Work since then has revealed more than 20 specimens but the forest has a large number of two types of tree-sized plants - Calamites and Lepidodendron. There are also many remains of fossilised ferns, which would have lived alongside both the Calamites and Lepidodendron.

“Due to the abundance of plant material there haven’t been too many animals found but we have found a horseshoe crab which is a distant relative of today’s spiders and scorpions, and we have also found small shrimp like crustaceans which are early ancestors of today’s crabs and lobsters,” explains Dr Astrop.

“You’re not going to find a T-Rex in there but one of the beautiful things which helps people understand how old these fossils are is that these things were already fossilised by the time T-Rex was walking about.

“You had very early amphibians crawling out on to the land and very early reptiles and the dominant animal life was made up of very large insects.”

Dr Astrop is looking forward to the plans for the site as Brymbo’s major new visitor attraction takes shape and prepares for opening in 2021.

“We’re really gearing up for the construction of the semi-permanent excavation site which will go over part of the fossil forest,” he says. “If everything goes according to plan we should begin building in the next few months and we’re hoping to finish by late spring. It will enable us to excavate a portion of the forest in situ for display and interactive purposes.

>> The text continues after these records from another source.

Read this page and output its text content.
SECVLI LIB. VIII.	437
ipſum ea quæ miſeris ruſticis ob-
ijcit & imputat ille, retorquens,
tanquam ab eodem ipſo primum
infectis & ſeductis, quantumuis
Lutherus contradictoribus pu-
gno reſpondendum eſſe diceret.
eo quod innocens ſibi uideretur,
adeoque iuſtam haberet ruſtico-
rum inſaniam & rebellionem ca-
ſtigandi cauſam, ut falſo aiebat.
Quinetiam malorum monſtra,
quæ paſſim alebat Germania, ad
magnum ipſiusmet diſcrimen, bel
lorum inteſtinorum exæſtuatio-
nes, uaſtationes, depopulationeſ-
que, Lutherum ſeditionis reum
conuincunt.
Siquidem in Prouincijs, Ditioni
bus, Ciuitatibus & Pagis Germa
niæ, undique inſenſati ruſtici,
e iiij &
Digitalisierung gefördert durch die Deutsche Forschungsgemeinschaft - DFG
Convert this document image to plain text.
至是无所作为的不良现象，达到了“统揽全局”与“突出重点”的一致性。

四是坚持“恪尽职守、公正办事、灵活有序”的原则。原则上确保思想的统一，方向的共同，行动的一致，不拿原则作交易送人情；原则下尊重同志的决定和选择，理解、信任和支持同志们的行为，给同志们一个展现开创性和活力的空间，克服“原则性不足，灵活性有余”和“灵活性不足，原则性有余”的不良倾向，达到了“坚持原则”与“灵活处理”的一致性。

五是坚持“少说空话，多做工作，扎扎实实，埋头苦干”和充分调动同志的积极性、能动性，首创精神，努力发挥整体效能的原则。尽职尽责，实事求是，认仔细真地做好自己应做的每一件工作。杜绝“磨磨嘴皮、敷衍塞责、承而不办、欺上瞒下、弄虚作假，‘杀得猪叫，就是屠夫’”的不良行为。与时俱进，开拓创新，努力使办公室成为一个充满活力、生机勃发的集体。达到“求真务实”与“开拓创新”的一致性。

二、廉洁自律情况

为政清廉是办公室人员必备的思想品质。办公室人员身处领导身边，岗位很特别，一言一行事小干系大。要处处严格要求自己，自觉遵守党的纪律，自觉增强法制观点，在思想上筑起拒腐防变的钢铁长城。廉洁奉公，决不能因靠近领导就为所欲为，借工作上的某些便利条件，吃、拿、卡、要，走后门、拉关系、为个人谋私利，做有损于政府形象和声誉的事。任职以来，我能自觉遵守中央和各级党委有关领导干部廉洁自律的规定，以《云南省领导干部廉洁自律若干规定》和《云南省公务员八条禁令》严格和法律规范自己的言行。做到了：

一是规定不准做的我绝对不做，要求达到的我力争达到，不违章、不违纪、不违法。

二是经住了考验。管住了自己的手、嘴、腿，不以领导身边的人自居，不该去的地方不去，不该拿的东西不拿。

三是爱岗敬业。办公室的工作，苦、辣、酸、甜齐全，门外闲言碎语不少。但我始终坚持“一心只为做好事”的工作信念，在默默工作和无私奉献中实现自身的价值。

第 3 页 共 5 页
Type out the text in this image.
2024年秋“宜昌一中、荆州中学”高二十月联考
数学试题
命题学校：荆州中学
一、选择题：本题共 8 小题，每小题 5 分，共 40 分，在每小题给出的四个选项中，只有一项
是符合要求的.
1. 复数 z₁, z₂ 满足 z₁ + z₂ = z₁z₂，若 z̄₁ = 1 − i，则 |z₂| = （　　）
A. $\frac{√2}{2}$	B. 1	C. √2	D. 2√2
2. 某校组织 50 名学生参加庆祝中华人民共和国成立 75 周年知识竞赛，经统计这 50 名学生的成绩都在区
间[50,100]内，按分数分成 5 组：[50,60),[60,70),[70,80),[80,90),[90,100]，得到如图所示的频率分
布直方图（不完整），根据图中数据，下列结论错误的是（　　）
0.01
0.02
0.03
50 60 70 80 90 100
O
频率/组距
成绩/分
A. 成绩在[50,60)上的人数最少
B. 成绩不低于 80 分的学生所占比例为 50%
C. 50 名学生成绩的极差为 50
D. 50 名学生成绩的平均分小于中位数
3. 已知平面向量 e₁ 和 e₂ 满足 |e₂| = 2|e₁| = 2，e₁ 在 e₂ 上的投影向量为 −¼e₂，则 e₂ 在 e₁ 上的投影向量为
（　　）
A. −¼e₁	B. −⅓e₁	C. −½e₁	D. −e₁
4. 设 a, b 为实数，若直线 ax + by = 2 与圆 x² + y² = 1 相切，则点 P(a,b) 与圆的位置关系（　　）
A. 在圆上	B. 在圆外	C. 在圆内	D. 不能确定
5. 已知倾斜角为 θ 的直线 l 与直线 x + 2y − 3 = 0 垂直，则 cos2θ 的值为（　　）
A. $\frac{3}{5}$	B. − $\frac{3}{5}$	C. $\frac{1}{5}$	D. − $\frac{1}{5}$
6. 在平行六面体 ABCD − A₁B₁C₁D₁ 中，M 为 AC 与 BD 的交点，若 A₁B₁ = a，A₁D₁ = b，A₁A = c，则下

“This is a community-driven project and part of my job is not only spearhead the site’s fossil management but also train up volunteers and enthuse and engage the local community so they can take ownership of this piece of natural heritage.”

According to Dr Astrop a growing number of people are coming forward to be volunteers at the Fossil Forest and he is now embarking on a training programme for those wishing to get involved.

“We need dedicated and enthusiastic people to help with every part of our excavation, specimen curation and science communication,” he added. “The training sessions are there to find local people who are really enthusiastic about getting to grips with their local natural history and might have been interested in paleontology most of their lives but have never had an access point before.

“I try and provide very general training so they know what they’re looking for and what our goals are.

“It’s going to be a big year here in Brymbo and I want to prepare the community for the deserved interest they’re going to get because this is a unique piece of natural history.”

The next Fossil Forest Volunteer Training takes place on Sunday, January 27, 2019 from 10am-2pm.